Yeang’s theme song on the karaoke stage is Frank Sinatra’s Young at Heart, which seems appropriate, given how much he packs into his life. On top of designing the green skyscrapers that have made him world famous with his practice TR Hamzah and Yeang, the 51-year-old is by turns an author, professor, marketing student and full-time traveller. Such is his flying schedule (300 000 miles a year) that he collects enough air miles to travel first class between London and Kuala Lumpur every year.
There have been plenty of opportunities for Yeang to make the journey from Asia to Europe of late. Since joining the Southwark Land Regeneration team, one of three bidding for the £500m redevelopment of London’s Elephant & Castle, he has been adding his customary energy and ideas to one of the capital’s major regeneration schemes.
The winner will be picked at the end of the month. And if his team’s bid is successful, it will be something of a homecoming for Yeang, who describes his childhood as a “classic British upbringing”. Sent to Cheltenham College for Boys at 13, he went on to study at Cambridge University. He calls England his second home – two of his sisters live here and he owns a house in East Finchley.
Yeang is excited at the prospect of working in the UK. “In the Far East, you are always dealing with developers who are trying to cut costs,” he sighs. He also thinks there are more skills in the UK. “There is a shortage of professions in the Far East. The best consultants in the world – Arup, Battle McCarthy, the University of London – are within a stone’s throw of each other here.”
The prospect of future work in the UK seems good. As well as the Elephant & Castle opportunity, Yeang has signed a formal agreement with HTA Architects (also on the Southwark Land Regeneration team) to seek residential work. “We think his time has come,” says HTA director Ben Derbyshire, who describes him as “an incredibly likeable man”.
Yet Yeang’s affable manner hides real drive. The disadvantages of working in South-east Asia, which include the tempestuous economic conditions, seem to have inspired him. “If people ask me what it’s like to be an Asian architect, I say you have to over-achieve to be recognised,” he says. “If you tell people you are from Malaysia, they see you as a Third World architect.”
That is far from the perception that currently surrounds Yeang. Having incorporated environmental ideas and research into early projects, such as his own Roof-Roof house in Kuala Lumpur, which features a louvred roof that acts as a solar filter, he decided to tackle the structure probably considered the most wasteful in the modern world: the skyscraper.
If people ask me what it’s like to be an Asian architect, I say you have to over-achieve to be recognised
His more recent projects, such as the international award-winning Menara Mesiniaga office block in Kuala Lumpur and the mixed-use MBf Tower in Penang, have started to change the perception of tall buildings. The environmental ideas – minimising energy use, creating microclimates inside the buildings – were matched by a style that was more informal and expressive than that of the typical modern skyscraper.
The Yeang approach is a knowledge-based one, which he thinks will be crucial in the coming century. “You have to have the figures,” he asserts. “A low-energy building has to use less than 100 kilowatt hours per square metre per annum.
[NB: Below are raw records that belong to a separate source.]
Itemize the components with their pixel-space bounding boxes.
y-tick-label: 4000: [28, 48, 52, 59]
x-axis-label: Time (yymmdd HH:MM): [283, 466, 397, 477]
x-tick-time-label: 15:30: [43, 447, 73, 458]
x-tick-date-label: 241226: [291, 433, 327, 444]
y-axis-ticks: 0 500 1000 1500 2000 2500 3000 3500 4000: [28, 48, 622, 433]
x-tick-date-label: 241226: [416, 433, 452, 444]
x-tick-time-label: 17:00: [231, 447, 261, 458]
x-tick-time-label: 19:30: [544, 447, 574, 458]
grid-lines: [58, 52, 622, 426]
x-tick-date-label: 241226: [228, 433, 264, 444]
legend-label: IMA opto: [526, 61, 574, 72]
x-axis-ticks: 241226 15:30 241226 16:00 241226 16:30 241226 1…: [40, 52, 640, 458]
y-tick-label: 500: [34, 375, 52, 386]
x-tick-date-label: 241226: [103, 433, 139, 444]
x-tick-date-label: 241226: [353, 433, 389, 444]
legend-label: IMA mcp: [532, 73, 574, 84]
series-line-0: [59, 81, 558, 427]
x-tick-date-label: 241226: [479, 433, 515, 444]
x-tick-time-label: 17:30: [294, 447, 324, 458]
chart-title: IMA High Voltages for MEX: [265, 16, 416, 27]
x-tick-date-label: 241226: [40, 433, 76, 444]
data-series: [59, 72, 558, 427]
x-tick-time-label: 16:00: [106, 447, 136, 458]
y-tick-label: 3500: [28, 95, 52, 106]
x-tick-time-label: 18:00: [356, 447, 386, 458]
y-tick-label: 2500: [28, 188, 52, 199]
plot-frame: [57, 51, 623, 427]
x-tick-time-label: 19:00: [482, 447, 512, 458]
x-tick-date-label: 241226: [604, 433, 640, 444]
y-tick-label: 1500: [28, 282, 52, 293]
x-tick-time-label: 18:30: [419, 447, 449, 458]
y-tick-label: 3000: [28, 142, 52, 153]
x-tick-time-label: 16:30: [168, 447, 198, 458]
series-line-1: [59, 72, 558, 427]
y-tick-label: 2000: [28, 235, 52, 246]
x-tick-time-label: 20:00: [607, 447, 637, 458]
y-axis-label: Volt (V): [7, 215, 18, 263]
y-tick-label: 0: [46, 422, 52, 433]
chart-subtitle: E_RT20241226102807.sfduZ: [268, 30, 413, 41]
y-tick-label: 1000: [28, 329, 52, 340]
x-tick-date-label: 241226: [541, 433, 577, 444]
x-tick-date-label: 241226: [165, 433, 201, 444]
It’s an index you can design to. If you don’t have those criteria, it’s like a moving target.”
Knowing your watts per hour doesn’t restrict the design, though, he says. “You take those knowledge-based aspects and interpret them poetically.” And Yeang is realistic about the results. “It’s not going to work 100% – things change, that’s what life is. If it’s 100% hunky-dory, you are building a box.”
Yeang is buzzing with ideas, most of them dreamed up while he soars through the air on his way to another destination or, bizarrely, while he reads his extensive collection of Japanese modern comics. “I have 12 hours on a plane to myself to think things I want to,” he says of his flights.
Many of his ideas continue the ecological theme. He is preparing a working paper for the RIBA on sustainability, and is also producing a concept of landscaped bridges that could take over from roads by linking buildings. “Roads cut up ecosystems into 20 000 bits,” he says. “A good design can have a positive impact on the environment – you can enhance it.”
Married to this environmental zeal is Yeang’s flair for marketing. “I’m probably one of the best marketing men around,” he says. He picked up his sales patter selling encyclopedias in London during his student days. He has also studied marketing. “Most architects are very bad at marketing, except the Americans, who are terrific. When you become a corporate business, it is much more professionally done.”
With his hectic schedule – in Yeang’s world, flying is a form of relaxation – he has little time to rest on his laurels. Asked to pick out his favourite building from his collected output – he has completed 12 skyscrapers to date – he responds: “That’s like asking a mother with lots of children which one she likes best. She would say, ‘I love all of them, but in different ways’.”